In partnership with the International Rescue Committee, Sesame producers and early-childhood experts are currently consulting and seeking guidance and feedback from relief organisations, trauma experts, academics and others who have worked with refugees.
They will also visit refugee camps to consult with the children themselves and their parents.
According to the UNHCR, of the 65 million people displaced from their homes worldwide, more than half are children.
“I think it’s fair to say there are no more vulnerable people in the world than these refugee families and kids,” said Jeff Dunn, CEO of Sesame Workshop, at a media event in New York this week.
Sesame Workshop’s goal is to develop new content – adapted for a variety of platforms – that will strengthen refugee children’s resilience as well as improve their language, maths and early reading skills.
The initiative will target children aged 3 to 6 and their caregivers initially.
Sesame Street is broadcast in more than 150 countries with many locally adapted versions on air around the world, including in the Middle East.
Sesame Workshop plans to draw on its foreign production partners for support in developing content for refugees.
Sesame Workshop gathered representatives from a range of organisations including UNICEF, Lebanon’s Ministry of Health, the Arab Network for Early Childhood Development, World Vision, the World Bank, Harvard University and Columbia University.
Abby Bucuvalas, Sesame Workshop’s director of international education, said video clips from existing content could address different social and emotional themes.
“Some of the things that we’re really trying to influence are children understanding that they have big feelings and that there are things they can do to manage those feelings or emotions,” Ms Bucuvalas said.
In one clip – about inclusivity – from Sesame Street in Brazil, Big Bird feels left out because he’s too tall to play limbo with the other Muppets.
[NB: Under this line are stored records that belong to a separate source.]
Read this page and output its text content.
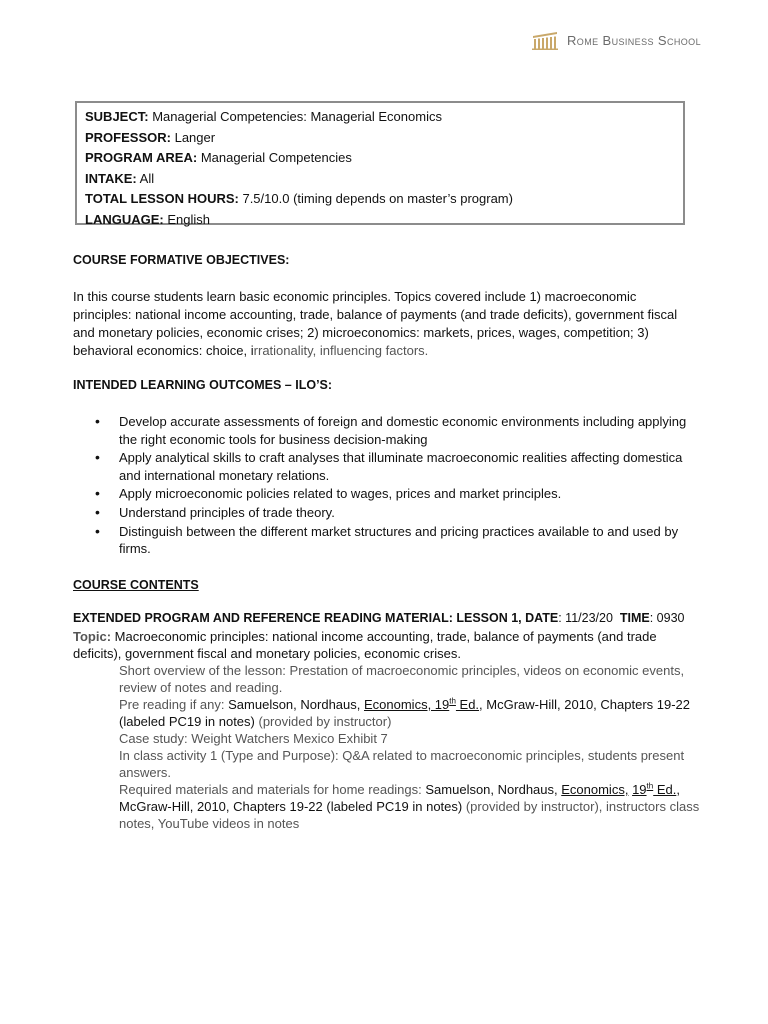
Rome Business School
SUBJECT: Managerial Competencies: Managerial Economics
PROFESSOR: Langer
PROGRAM AREA: Managerial Competencies
INTAKE: All
TOTAL LESSON HOURS: 7.5/10.0 (timing depends on master’s program)
LANGUAGE: English
COURSE FORMATIVE OBJECTIVES:
In this course students learn basic economic principles. Topics covered include 1) macroeconomic principles: national income accounting, trade, balance of payments (and trade deficits), government fiscal and monetary policies, economic crises; 2) microeconomics: markets, prices, wages, competition; 3) behavioral economics: choice, irrationality, influencing factors.
INTENDED LEARNING OUTCOMES – ILO’S:
• Develop accurate assessments of foreign and domestic economic environments including applying the right economic tools for business decision-making
• Apply analytical skills to craft analyses that illuminate macroeconomic realities affecting domestica and international monetary relations.
• Apply microeconomic policies related to wages, prices and market principles.
• Understand principles of trade theory.
• Distinguish between the different market structures and pricing practices available to and used by firms.
COURSE CONTENTS
EXTENDED PROGRAM AND REFERENCE READING MATERIAL: LESSON 1, DATE: 11/23/20 TIME: 0930
Topic: Macroeconomic principles: national income accounting, trade, balance of payments (and trade deficits), government fiscal and monetary policies, economic crises.

Short overview of the lesson: Prestation of macroeconomic principles, videos on economic events, review of notes and reading.

Pre reading if any: Samuelson, Nordhaus, Economics, 19th Ed., McGraw-Hill, 2010, Chapters 19-22 (labeled PC19 in notes) (provided by instructor)

Case study: Weight Watchers Mexico Exhibit 7

In class activity 1 (Type and Purpose): Q&A related to macroeconomic principles, students present answers.

Required materials and materials for home readings: Samuelson, Nordhaus, Economics, 19th Ed., McGraw-Hill, 2010, Chapters 19-22 (labeled PC19 in notes) (provided by instructor), instructors class notes, YouTube videos in notes
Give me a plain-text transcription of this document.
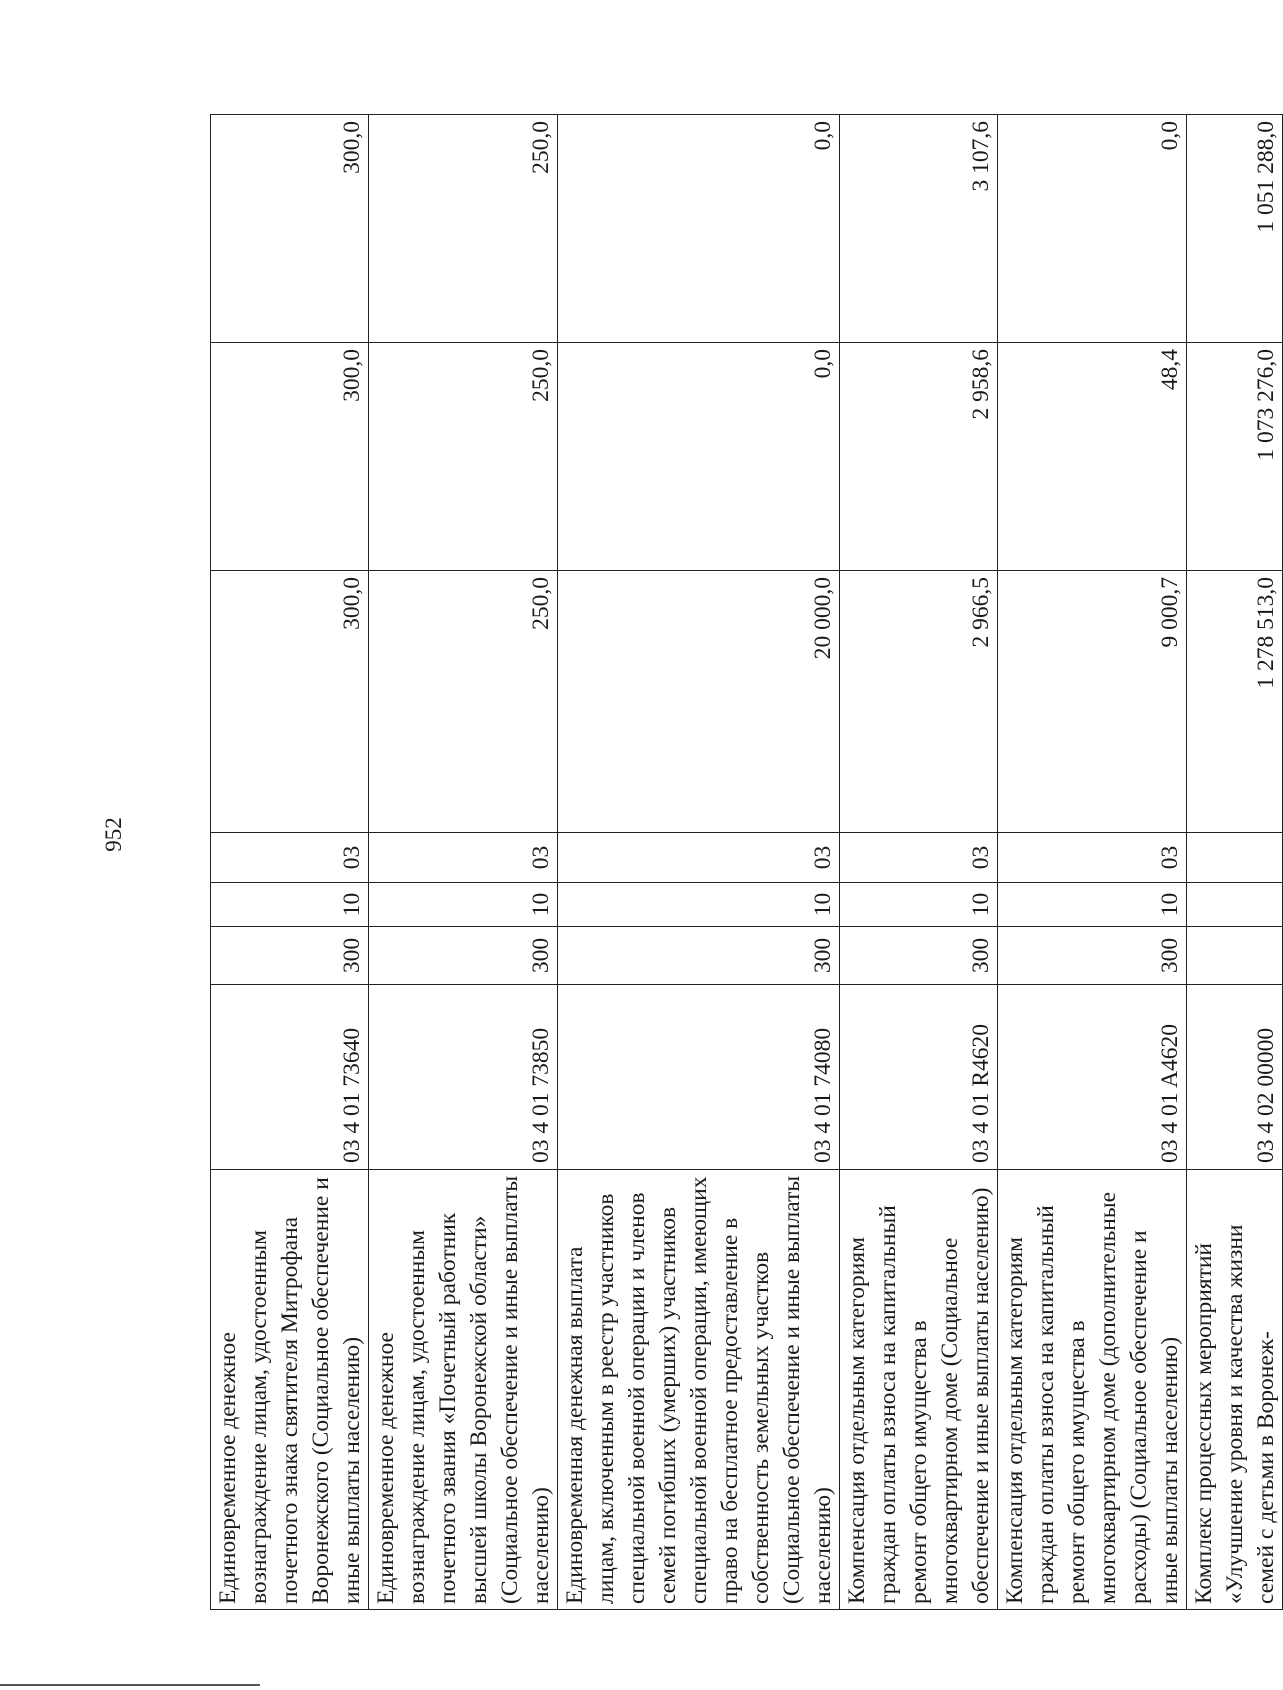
952
Единовременное денежное вознаграждение лицам, удостоенным почетного знака святителя Митрофана Воронежского (Социальное обеспечение и иные выплаты населению)	03 4 01 73640	300	10	03	300,0	300,0	300,0
Единовременное денежное вознаграждение лицам, удостоенным почетного звания «Почетный работник высшей школы Воронежской области» (Социальное обеспечение и иные выплаты населению)	03 4 01 73850	300	10	03	250,0	250,0	250,0
Единовременная денежная выплата лицам, включенным в реестр участников специальной военной операции и членов семей погибших (умерших) участников специальной военной операции, имеющих право на бесплатное предоставление в собственность земельных участков (Социальное обеспечение и иные выплаты населению)	03 4 01 74080	300	10	03	20 000,0	0,0	0,0
Компенсация отдельным категориям граждан оплаты взноса на капитальный ремонт общего имущества в многоквартирном доме (Социальное обеспечение и иные выплаты населению)	03 4 01 R4620	300	10	03	2 966,5	2 958,6	3 107,6
Компенсация отдельным категориям граждан оплаты взноса на капитальный ремонт общего имущества в многоквартирном доме (дополнительные расходы) (Социальное обеспечение и иные выплаты населению)	03 4 01 A4620	300	10	03	9 000,7	48,4	0,0
Комплекс процессных мероприятий «Улучшение уровня и качества жизни семей с детьми в Воронеж-	03 4 02 00000				1 278 513,0	1 073 276,0	1 051 288,0
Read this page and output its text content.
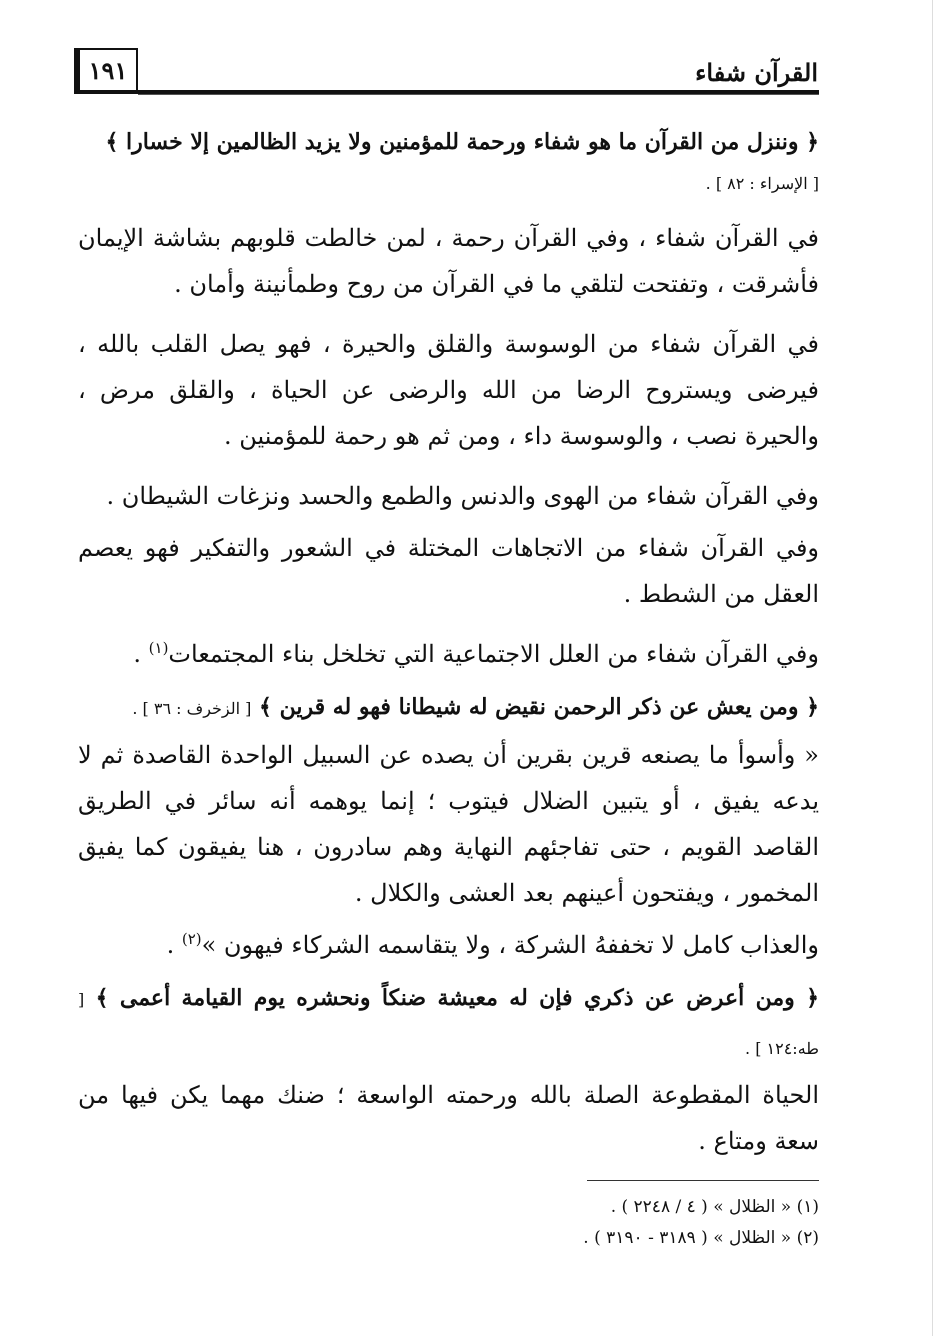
القرآن شفاء
١٩١

﴿ وننزل من القرآن ما هو شفاء ورحمة للمؤمنين ولا يزيد الظالمين إلا خسارا ﴾

[ الإسراء : ٨٢ ] .

في القرآن شفاء ، وفي القرآن رحمة ، لمن خالطت قلوبهم بشاشة الإيمان فأشرقت ، وتفتحت لتلقي ما في القرآن من روح وطمأنينة وأمان .

في القرآن شفاء من الوسوسة والقلق والحيرة ، فهو يصل القلب بالله ، فيرضى ويستروح الرضا من الله والرضى عن الحياة ، والقلق مرض ، والحيرة نصب ، والوسوسة داء ، ومن ثم هو رحمة للمؤمنين .

وفي القرآن شفاء من الهوى والدنس والطمع والحسد ونزغات الشيطان .

وفي القرآن شفاء من الاتجاهات المختلة في الشعور والتفكير فهو يعصم العقل من الشطط .

وفي القرآن شفاء من العلل الاجتماعية التي تخلخل بناء المجتمعات$^{(١)}$ .

﴿ ومن يعش عن ذكر الرحمن نقيض له شيطانا فهو له قرين ﴾ [ الزخرف : ٣٦ ] .

« وأسوأ ما يصنعه قرين بقرين أن يصده عن السبيل الواحدة القاصدة ثم لا يدعه يفيق ، أو يتبين الضلال فيتوب ؛ إنما يوهمه أنه سائر في الطريق القاصد القويم ، حتى تفاجئهم النهاية وهم سادرون ، هنا يفيقون كما يفيق المخمور ، ويفتحون أعينهم بعد العشى والكلال .

والعذاب كامل لا تخففهُ الشركة ، ولا يتقاسمه الشركاء فيهون »$^{(٢)}$ .

﴿ ومن أعرض عن ذكري فإن له معيشة ضنكاً ونحشره يوم القيامة أعمى ﴾ [ طه:١٢٤ ] .

الحياة المقطوعة الصلة بالله ورحمته الواسعة ؛ ضنك مهما يكن فيها من سعة ومتاع .

(١) « الظلال » ( ٤ / ٢٢٤٨ ) .

(٢) « الظلال » ( ٣١٨٩ - ٣١٩٠ ) .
So his friends adapt the game so that he can play too.
But in many places in the Middle East children are still taught to be wary of people who don’t talk like them, don’t look like you or come from a different sect.
With the special conditions facing refugees – including security issues – the group was advised to think carefully about what they would like to teach.
Another issue raised was how to help children understand the stress their caregivers are under.
“It’s very important to explain to children how parents feel about displacement, about losing their homes, about moving to a new country,” said Rabih El Chammay, a psychiatrist and head of the National Mental Health Program of Lebanon.
Sesame Workshop’s executive vice president for global impact and philanthropy Sherrie Westin said absorbing different perspectives would make the content they create stronger.
“Before we really can begin anything in earnest, we bring together advisers from the outside and we try to learn as much as we can,” she said.
A team from Sesame Workshop is traveling to Amman, Jordan and has organised a focus group for Syrian refugees. Children and families will view existing Sesame content and give feedback.